The Portland-based journalist was documenting one of the many protests that have broken out across the U.S. in response to police violence and in support of the Black Lives Matter movement following the May 25 death of George Floyd. The U.S. Press Freedom Tracker is documenting assaults, arrests and other incidents involving journalists covering protests across the country.
In Portland, nightly protests over Floyd’s death began on May 29, prompting Mayor Ted Wheeler to declare a curfew that lasted three days. Even after the nightly curfew was lifted, journalists continued to be targeted by police, according to a class-action lawsuit filed by the American Civil Liberties Union Foundation of Oregon. The suit resulted in a temporary restraining order and an agreement by the city in July not to arrest, harm or impede any journalists or legal observers.
The June 30 demonstration took place the day before a planned vote to extend the city’s contract with the police union. Protesters marched over a mile from Peninsula Park to the Portland Police Association (PPA) headquarters in North Portland.
Soon after protesters arrived at PPA offices around 9 p.m., the police declared an “unlawful assembly” and ordered them to disperse. Police used batons and less-lethal munitions to move protesters east, according to testimony by Greatwood and other plaintiffs in a motion filed by Don’t Shoot Portland, a police accountability group, to hold the city in contempt over a federal court ruling a few days earlier that restricted law enforcement’s use of less-lethal weapons in the Portland protests.
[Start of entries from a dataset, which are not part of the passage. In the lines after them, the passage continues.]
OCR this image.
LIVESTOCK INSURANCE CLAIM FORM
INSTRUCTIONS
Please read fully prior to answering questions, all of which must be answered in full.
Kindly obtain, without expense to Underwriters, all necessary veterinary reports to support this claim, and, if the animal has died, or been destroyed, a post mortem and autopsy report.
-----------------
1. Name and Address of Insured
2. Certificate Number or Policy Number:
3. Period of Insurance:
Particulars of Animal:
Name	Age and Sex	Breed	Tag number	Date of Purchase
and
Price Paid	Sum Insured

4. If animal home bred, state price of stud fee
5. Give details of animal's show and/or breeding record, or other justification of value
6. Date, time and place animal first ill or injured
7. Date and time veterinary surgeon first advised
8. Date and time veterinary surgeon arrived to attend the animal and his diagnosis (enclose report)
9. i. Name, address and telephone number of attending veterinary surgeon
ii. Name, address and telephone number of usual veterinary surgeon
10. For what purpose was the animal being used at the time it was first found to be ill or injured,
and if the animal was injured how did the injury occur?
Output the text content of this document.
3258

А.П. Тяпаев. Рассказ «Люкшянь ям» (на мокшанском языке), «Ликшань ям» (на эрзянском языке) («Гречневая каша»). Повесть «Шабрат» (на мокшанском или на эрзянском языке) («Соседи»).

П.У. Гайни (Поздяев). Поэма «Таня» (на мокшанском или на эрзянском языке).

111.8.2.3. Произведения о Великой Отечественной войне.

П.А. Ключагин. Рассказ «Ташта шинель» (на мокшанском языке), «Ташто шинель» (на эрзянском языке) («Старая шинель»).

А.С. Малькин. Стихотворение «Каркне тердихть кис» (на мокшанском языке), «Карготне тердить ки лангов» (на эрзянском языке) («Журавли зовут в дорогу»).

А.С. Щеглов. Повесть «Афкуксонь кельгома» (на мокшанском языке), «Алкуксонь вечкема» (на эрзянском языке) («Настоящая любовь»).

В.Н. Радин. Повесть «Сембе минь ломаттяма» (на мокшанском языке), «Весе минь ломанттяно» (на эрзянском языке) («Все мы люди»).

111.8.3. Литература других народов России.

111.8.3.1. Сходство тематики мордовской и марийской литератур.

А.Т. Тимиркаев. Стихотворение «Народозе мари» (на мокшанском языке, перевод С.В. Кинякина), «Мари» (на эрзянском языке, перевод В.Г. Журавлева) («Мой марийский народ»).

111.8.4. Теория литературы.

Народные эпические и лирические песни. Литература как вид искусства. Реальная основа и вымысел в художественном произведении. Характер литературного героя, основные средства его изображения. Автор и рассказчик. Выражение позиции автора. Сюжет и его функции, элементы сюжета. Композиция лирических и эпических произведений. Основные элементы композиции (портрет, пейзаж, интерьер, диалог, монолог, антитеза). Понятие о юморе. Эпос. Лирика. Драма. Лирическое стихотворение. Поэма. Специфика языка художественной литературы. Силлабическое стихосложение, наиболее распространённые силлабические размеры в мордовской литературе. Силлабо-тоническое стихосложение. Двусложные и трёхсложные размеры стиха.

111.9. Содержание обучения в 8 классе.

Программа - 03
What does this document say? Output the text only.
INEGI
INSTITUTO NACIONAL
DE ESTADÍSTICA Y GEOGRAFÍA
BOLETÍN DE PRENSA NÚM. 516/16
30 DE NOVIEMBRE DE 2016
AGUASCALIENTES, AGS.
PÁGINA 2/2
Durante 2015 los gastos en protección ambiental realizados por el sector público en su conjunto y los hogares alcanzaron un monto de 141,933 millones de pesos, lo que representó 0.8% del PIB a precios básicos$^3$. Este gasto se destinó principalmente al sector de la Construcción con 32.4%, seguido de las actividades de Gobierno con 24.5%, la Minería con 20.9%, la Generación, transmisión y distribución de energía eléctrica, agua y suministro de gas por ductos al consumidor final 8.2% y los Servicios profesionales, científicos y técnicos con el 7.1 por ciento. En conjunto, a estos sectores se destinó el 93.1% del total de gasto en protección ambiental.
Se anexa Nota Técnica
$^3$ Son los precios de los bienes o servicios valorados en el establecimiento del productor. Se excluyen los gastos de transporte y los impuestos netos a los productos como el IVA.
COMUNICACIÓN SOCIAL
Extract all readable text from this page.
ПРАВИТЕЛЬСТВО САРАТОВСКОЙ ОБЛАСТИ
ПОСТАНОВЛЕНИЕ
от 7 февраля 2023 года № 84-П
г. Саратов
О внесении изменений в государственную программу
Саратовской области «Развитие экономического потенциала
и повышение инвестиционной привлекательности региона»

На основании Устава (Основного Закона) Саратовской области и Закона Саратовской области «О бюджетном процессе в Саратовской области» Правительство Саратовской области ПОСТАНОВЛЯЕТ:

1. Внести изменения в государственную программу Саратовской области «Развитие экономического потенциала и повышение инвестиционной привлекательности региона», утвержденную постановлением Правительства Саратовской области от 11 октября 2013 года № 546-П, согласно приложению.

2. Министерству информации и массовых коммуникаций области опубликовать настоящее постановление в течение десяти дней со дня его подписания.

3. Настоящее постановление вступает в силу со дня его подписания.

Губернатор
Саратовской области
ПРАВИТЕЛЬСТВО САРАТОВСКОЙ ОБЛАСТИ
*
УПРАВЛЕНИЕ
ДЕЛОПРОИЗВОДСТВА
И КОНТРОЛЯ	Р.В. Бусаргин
Greatwood, a U.S. Air Force veteran, had been filming protests in Portland almost daily since June 5 with a video camera mounted on a 20-foot pole. That night, a police officer called Greatwood by name, a detail he described as hair-raising.
Around 10:15 p.m., Greatwood was hit with a munition from an FN303 launcher while he was bending down to examine an unexploded smoke canister, according to court documents. The launchers are considered less-lethal, but have proven to be fatal in the past.
Portland Police Bureau Officer Brent Taylor, who fired the round, testified that he was concerned Greatwood would throw the canister back at the police line, but that he didn’t mean to aim at Gretwood’s groin.
But Greatwood, who had been wearing a helmet marked “press,” testified that he felt targeted, saying, “I believe that the police personally targeted me and intentionally aimed to shoot me in the groin.”
While U.S. District Judge Marco Hernandez ruled on Nov. 27 that several of the shooting incidents by police on June 30 violated the temporary restraining order restricting the use of less-lethal munitions, the judge found that the use of force against Greatwood was appropriate because he posed a threat when he examined the grenade.
The ruling came as a surprise to Greatwood, “I just want justice to be served,” he told the Tracker. “It’s hard for me to feel like any of it is fair, I feel like I was the most neutral, most labeled person there.”
Greatwood, who was livestreaming when he was hit, tried to hide his groaning from people who were tuned into his feed. “It was easily the most excruciating injury I’ve had happen to me,” he told the Tracker. Greatwood ended up going to the emergency room, where he was given basic first aid. The injury took more than a month to heal, he said.